Calling Iran's judicial system "disproportionate" in its treatment of women, Crowley said, "From the United States' standpoint, we don't think putting women to death for adultery is an appropriate punishment."
Human rights activists have been pushing the Islamic government to abolish stoning, arguing that women are not treated equally before the law in Iran and are especially vulnerable in the judicial system. A woman's testimony is worth half that of a man, they say.
Article 74 of the Iranian penal code requires at least four witnesses -- four men or three men and two women -- for an adulterer to receive a stoning sentence, said Ahadi, of the International Committee Against Stoning. But there were no witnesses in Ashtiani's case. Often, said Ahadi, husbands turn wives in to get out of a marriage.
Mostafaei said he could not understand how such a savage method of death could exist in the year 2010 or how an innocent woman could be taken from her son and daughter, who have written to the court pleading for their mother's life.
The public won't be allowed to witness the stoning, Mostafaei said, for fear of condemnation of such a brutal method. He is hoping there won't be an execution.
Mostafaei, who himself did jail time in the aftermath of the disputed presidential elections in June 2009, said he realizes the risk of speaking out for Ashtiani, for fighting for human rights.

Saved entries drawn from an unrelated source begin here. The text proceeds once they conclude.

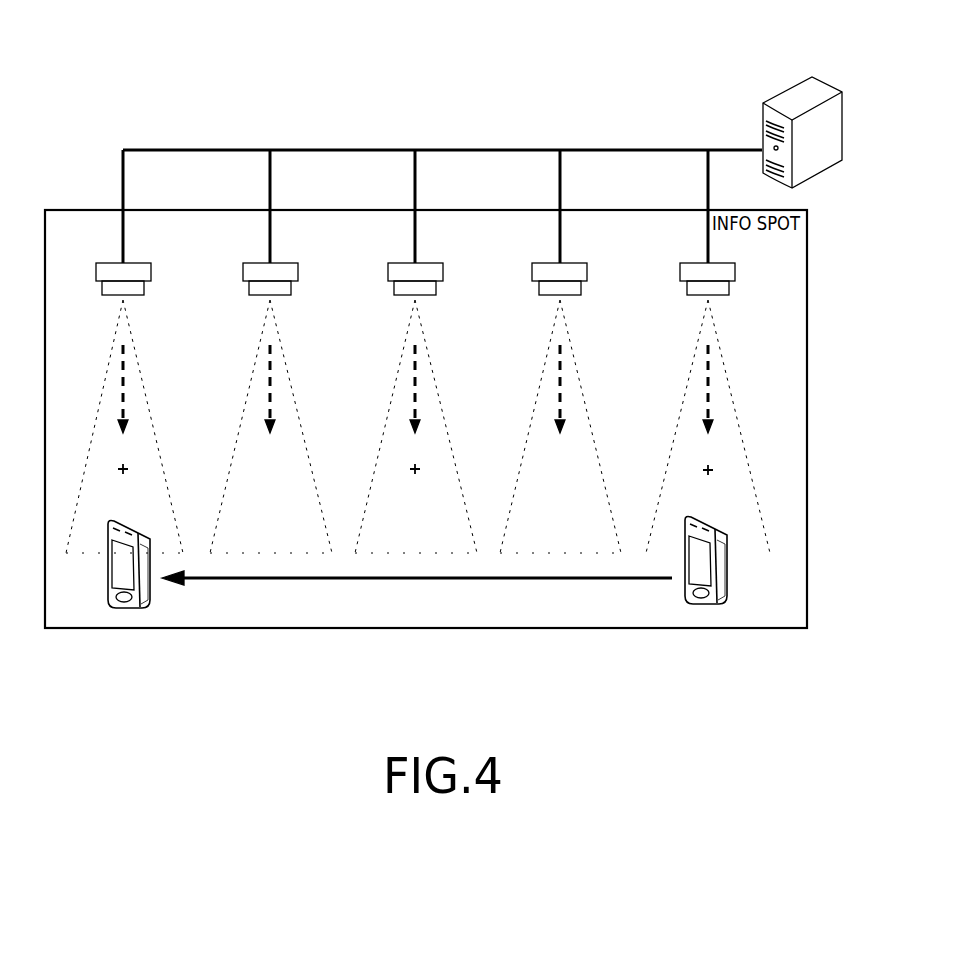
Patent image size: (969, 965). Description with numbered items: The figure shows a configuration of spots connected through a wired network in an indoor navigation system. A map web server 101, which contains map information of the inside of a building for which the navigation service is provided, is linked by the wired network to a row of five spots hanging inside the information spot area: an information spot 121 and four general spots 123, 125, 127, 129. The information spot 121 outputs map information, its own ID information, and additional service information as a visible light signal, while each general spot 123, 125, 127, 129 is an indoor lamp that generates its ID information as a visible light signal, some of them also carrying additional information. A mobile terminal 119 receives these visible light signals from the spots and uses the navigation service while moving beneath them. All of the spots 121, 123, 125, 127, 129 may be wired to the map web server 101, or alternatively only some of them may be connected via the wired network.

The map web server 101 is at (782, 92).
The mobile terminal 119 is at (728, 570).
The information spot 121 is at (730, 288).
The general spot 123 is at (582, 288).
The general spot 125 is at (437, 288).
The general spot 127 is at (292, 288).
The general spot 129 is at (145, 288).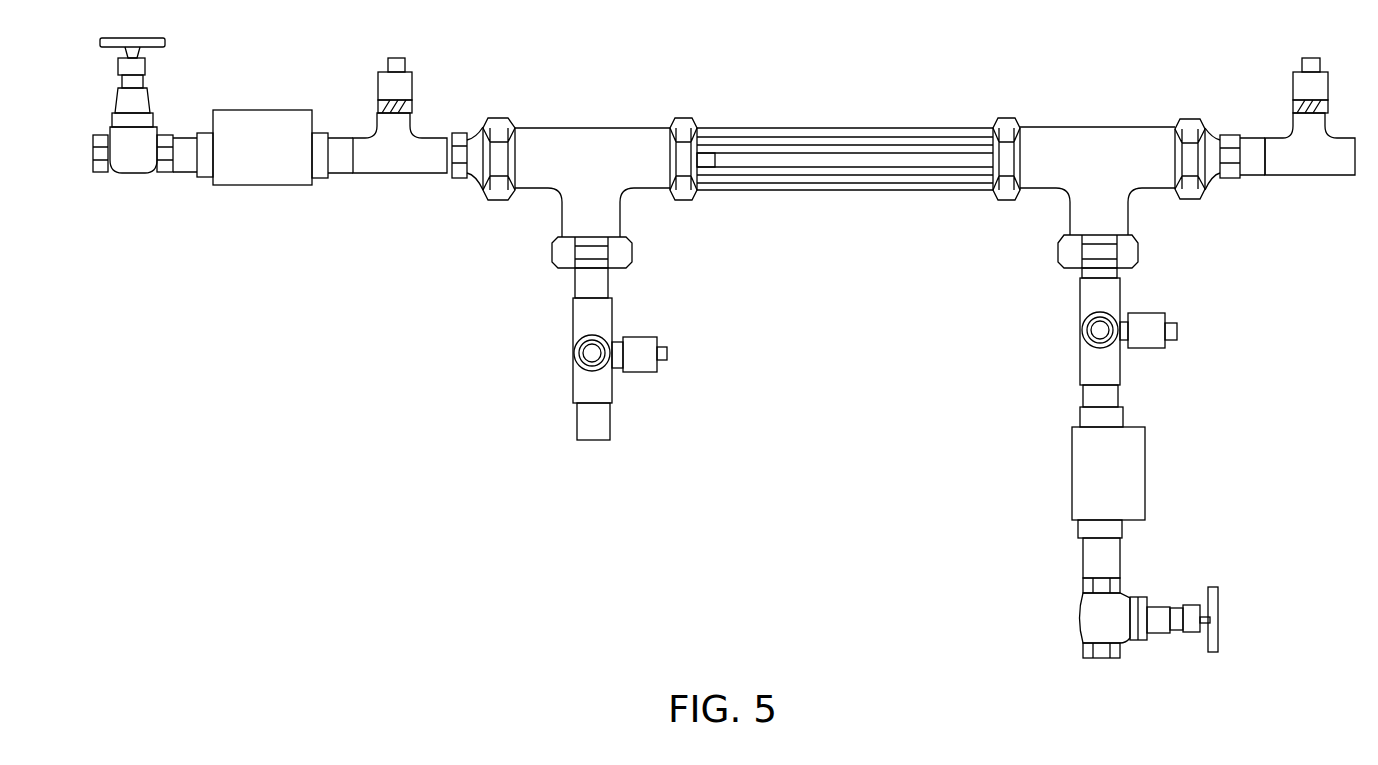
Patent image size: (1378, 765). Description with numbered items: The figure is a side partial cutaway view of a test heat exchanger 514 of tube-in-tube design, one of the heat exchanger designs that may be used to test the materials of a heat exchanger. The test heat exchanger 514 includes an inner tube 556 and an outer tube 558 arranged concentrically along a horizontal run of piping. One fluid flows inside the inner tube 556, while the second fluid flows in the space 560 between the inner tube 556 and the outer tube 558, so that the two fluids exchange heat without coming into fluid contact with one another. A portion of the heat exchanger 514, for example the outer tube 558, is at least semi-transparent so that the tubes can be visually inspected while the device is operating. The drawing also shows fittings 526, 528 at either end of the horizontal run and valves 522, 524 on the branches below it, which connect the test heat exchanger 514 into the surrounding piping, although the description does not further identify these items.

The test heat exchanger 514 is at (1007, 98).
The second needle valve 522 is at (1095, 270).
The first needle valve 524 is at (595, 278).
The first union fitting 526 is at (431, 147).
The second union fitting 528 is at (1252, 148).
The inner tube 556 is at (708, 183).
The outer tube 558 is at (757, 125).
The space 560 is at (898, 130).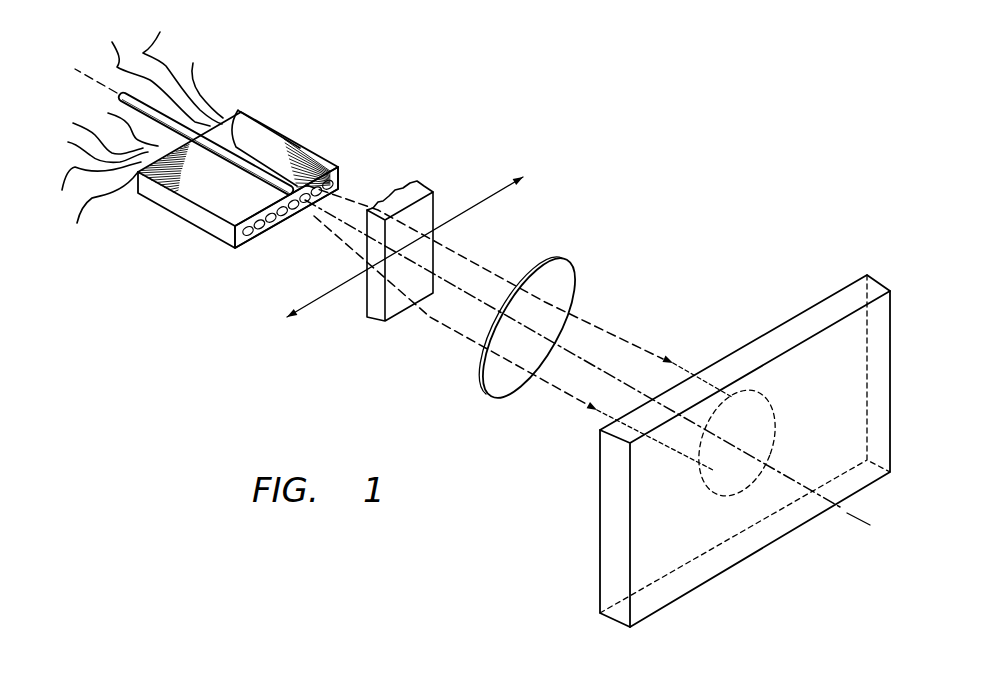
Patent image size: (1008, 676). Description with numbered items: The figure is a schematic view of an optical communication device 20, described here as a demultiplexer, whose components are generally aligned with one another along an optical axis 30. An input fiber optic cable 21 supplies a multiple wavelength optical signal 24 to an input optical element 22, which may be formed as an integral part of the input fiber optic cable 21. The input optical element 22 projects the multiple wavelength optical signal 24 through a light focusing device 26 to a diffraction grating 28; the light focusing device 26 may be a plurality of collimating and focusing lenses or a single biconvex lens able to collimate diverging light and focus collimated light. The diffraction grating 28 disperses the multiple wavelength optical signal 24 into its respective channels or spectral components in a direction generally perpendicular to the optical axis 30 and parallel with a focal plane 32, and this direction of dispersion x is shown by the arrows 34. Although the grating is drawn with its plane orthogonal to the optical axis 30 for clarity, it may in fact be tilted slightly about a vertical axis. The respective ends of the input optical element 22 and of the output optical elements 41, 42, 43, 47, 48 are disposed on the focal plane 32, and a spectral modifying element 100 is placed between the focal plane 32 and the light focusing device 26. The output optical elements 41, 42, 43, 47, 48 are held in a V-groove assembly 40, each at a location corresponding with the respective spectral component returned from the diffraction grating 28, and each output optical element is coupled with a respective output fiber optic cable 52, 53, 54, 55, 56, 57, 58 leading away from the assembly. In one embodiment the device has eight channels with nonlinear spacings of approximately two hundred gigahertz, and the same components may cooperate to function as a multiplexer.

The communication device 20 is at (350, 410).
The input fiber optic cable 21 is at (119, 96).
The input optical element 22 is at (262, 126).
The multiple wavelength optical signal 24 is at (618, 332).
The light focusing device 26 is at (553, 257).
The diffraction grating 28 is at (797, 314).
The optical axis 30 is at (845, 515).
The focal plane 32 is at (298, 192).
The arrows 34 is at (497, 192).
The V-groove assembly 40 is at (174, 222).
The output optical element 41 is at (253, 247).
The output optical element 42 is at (267, 243).
The output optical element 43 is at (277, 222).
The output optical element 47 is at (329, 199).
The output optical element 48 is at (345, 174).
The output fiber optic cable 52 is at (90, 192).
The output fiber optic cable 53 is at (94, 147).
The output fiber optic cable 54 is at (95, 130).
The output fiber optic cable 55 is at (120, 123).
The output fiber optic cable 56 is at (156, 71).
The output fiber optic cable 57 is at (182, 65).
The output fiber optic cable 58 is at (203, 78).
The spectral modifying element 100 is at (423, 187).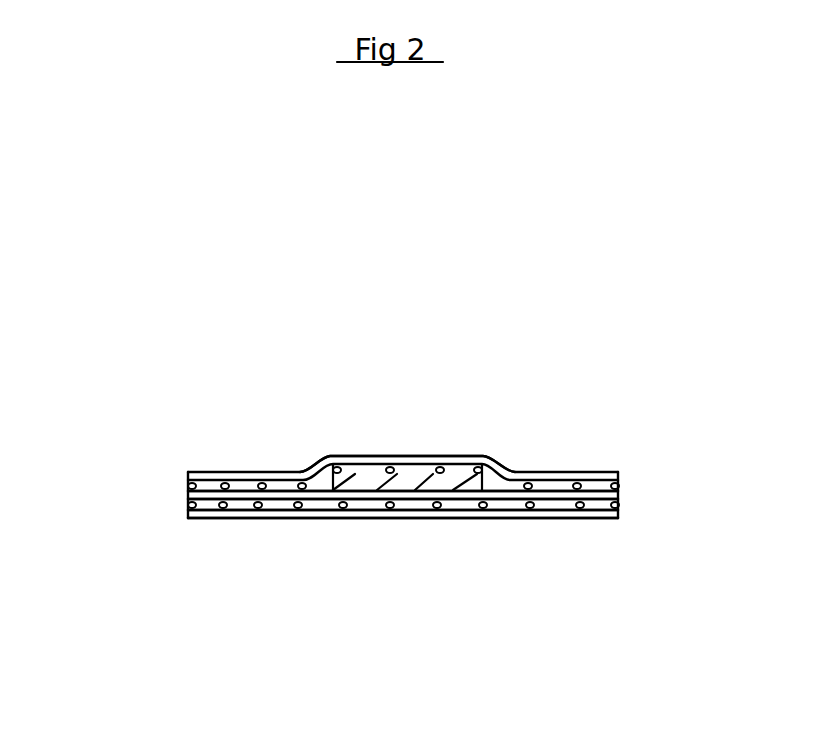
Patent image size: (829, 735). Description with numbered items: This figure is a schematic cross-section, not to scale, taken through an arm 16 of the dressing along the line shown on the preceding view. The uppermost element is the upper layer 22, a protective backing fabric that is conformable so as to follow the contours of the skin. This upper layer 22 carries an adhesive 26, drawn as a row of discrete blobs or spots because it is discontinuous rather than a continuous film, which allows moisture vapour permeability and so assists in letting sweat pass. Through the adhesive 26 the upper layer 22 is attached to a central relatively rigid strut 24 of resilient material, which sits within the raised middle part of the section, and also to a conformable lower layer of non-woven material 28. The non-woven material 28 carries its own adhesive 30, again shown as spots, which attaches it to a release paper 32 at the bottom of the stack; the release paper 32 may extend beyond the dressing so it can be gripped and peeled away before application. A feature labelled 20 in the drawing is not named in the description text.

The arm 16 is at (278, 563).
The raised pocket portion 20 is at (378, 472).
The upper layer 22 is at (583, 478).
The central relatively rigid strut 24 is at (453, 472).
The adhesive 26 is at (190, 486).
The non-woven material 28 is at (618, 495).
The adhesive 30 is at (190, 505).
The release paper 32 is at (618, 517).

But he doesn't let that deter him.
He last saw Ashtiani five months ago behind bars in Tabriz. Since then, he said, he has been searching for a way to save her from the stones.
CNN's Moni Basu, Ben Brumfield, Bobby Afshar, Gena Somra, Mitra Mobasherat and Elise Labott contributed to this report.

Link:
http://www.cnn.com/2010/WORLD/meast/07/05/iran.stoning/index.html?video=true&hpt=T2
 

Enron

Tickle Me
Moderator
Oct 11, 2005
75,658
I hope Iran goes through with it. If they don't they're just fake pussies that's scared of bitches that like to fuck.